In the far southeastern reaches of Sacramento County there is a roadside memorial for Sheriff’s Deputy Jeff Mitchell.
It is Sunday, Oct. 27. Exactly seven years ago, Mitchell was gunned down on that lonely country road.
The person who killed him has never been caught. After 5,000 leads, the case has gone cold.
Mitchell left a widow, and son who’s now 13-years-old with no answers.
“When I hear the door open at 7:30 or 8 in the morning, I still think it’s going to be Jeff,” Crystal Mitchell told us in November, all those years ago.
But police officers aren’t giving up. Technology has multiplied the amount of evidence you can find on a Q-tip. And Sheriff’s investigators have a whole van’s worth – a white van thought to be connected with Deputy Mitchell’s murder.
Right now, evidence from the van is being retested with that new technology. Even as investigators are keeping an eye on their fellow officers in Roseville, recovering from gunshot wounds of their own.

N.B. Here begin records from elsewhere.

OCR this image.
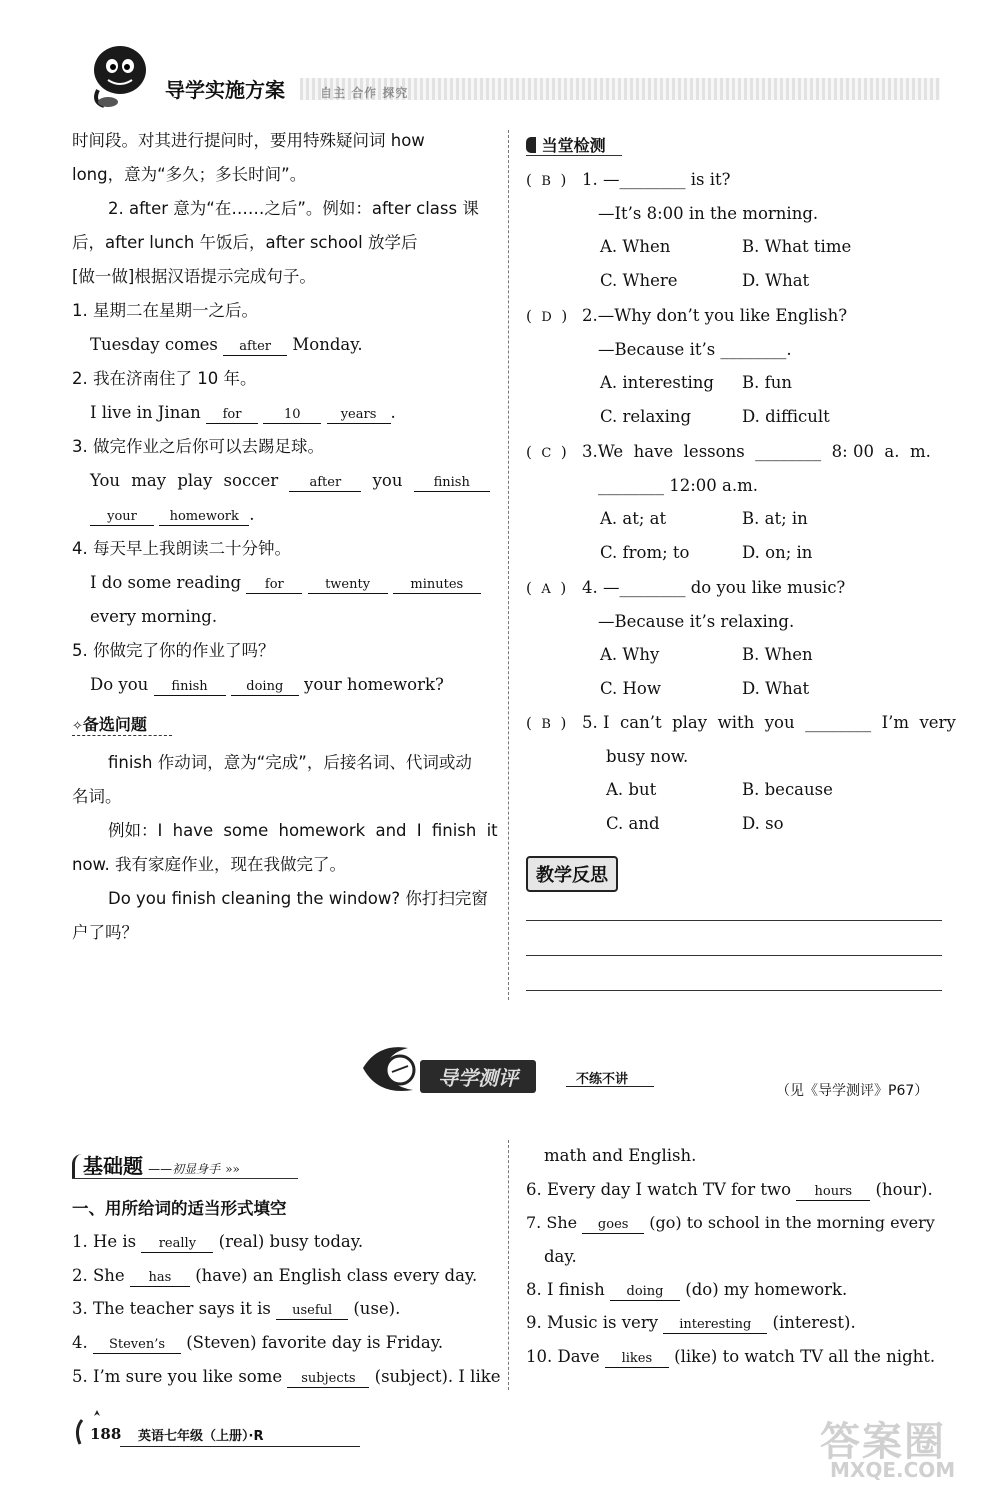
导学实施方案
时间段。对其进行提问时，要用特殊疑问词 how
long，意为“多久；多长时间”。
2. after 意为“在……之后”。例如：after class 课
后，after lunch 午饭后，after school 放学后
[做一做]根据汉语提示完成句子。
1. 星期二在星期一之后。
Tuesday comes after Monday.
2. 我在济南住了 10 年。
I live in Jinan for	10	years .
3. 做完作业之后你可以去踢足球。
You may play soccer after you finish
your	homework .
4. 每天早上我朗读二十分钟。
I do some reading for	twenty	minutes
every morning.
5. 你做完了你的作业了吗？
Do you finish	doing your homework?
✧备选问题
finish 作动词，意为“完成”，后接名词、代词或动
名词。
例如：I have some homework and I finish it
now. 我有家庭作业，现在我做完了。
Do you finish cleaning the window? 你打扫完窗
户了吗？
当堂检测
(  B  ) 1. —________ is it?
—It’s 8:00 in the morning.
A. When	B. What time
C. Where	D. What
(  D  ) 2.—Why don’t you like English?
—Because it’s ________.
A. interesting B. fun
C. relaxing	D. difficult
(  C  ) 3.We  have  lessons  ________  8: 00  a.  m.
________ 12:00 a.m.
A. at; at	B. at; in
C. from; to	D. on; in
(  A  ) 4. —________ do you like music?
—Because it’s relaxing.
A. Why	B. When
C. How	D. What
(  B  ) 5. I  can’t  play  with  you  ________  I’m  very
busy now.
A. but	B. because
C. and	D. so
教学反思
导学测评	不练不讲
（见《导学测评》P67）
基础题 ——初显身手 »»
一、用所给词的适当形式填空
1. He is really (real) busy today.
2. She has (have) an English class every day.
3. The teacher says it is useful (use).
4. Steven’s (Steven) favorite day is Friday.
5. I’m sure you like some subjects (subject). I like
math and English.
6. Every day I watch TV for two hours (hour).
7. She goes (go) to school in the morning every
day.
8. I finish doing (do) my homework.
9. Music is very interesting (interest).
10. Dave likes (like) to watch TV all the night.
188 英语七年级（上册）·R	答案圈
MXQE.COM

“Although we signed up to do this job, we’re still human, we have families, and to know that Jeff’s family has no resolution – that’s what inspires us,” Barnes said.
Investigators know someone out there still holds the key to solving Mitchell’s murder. Even as they reevaluate evidence with new technology, they are hoping a new tip could come to light, to help then solve the case.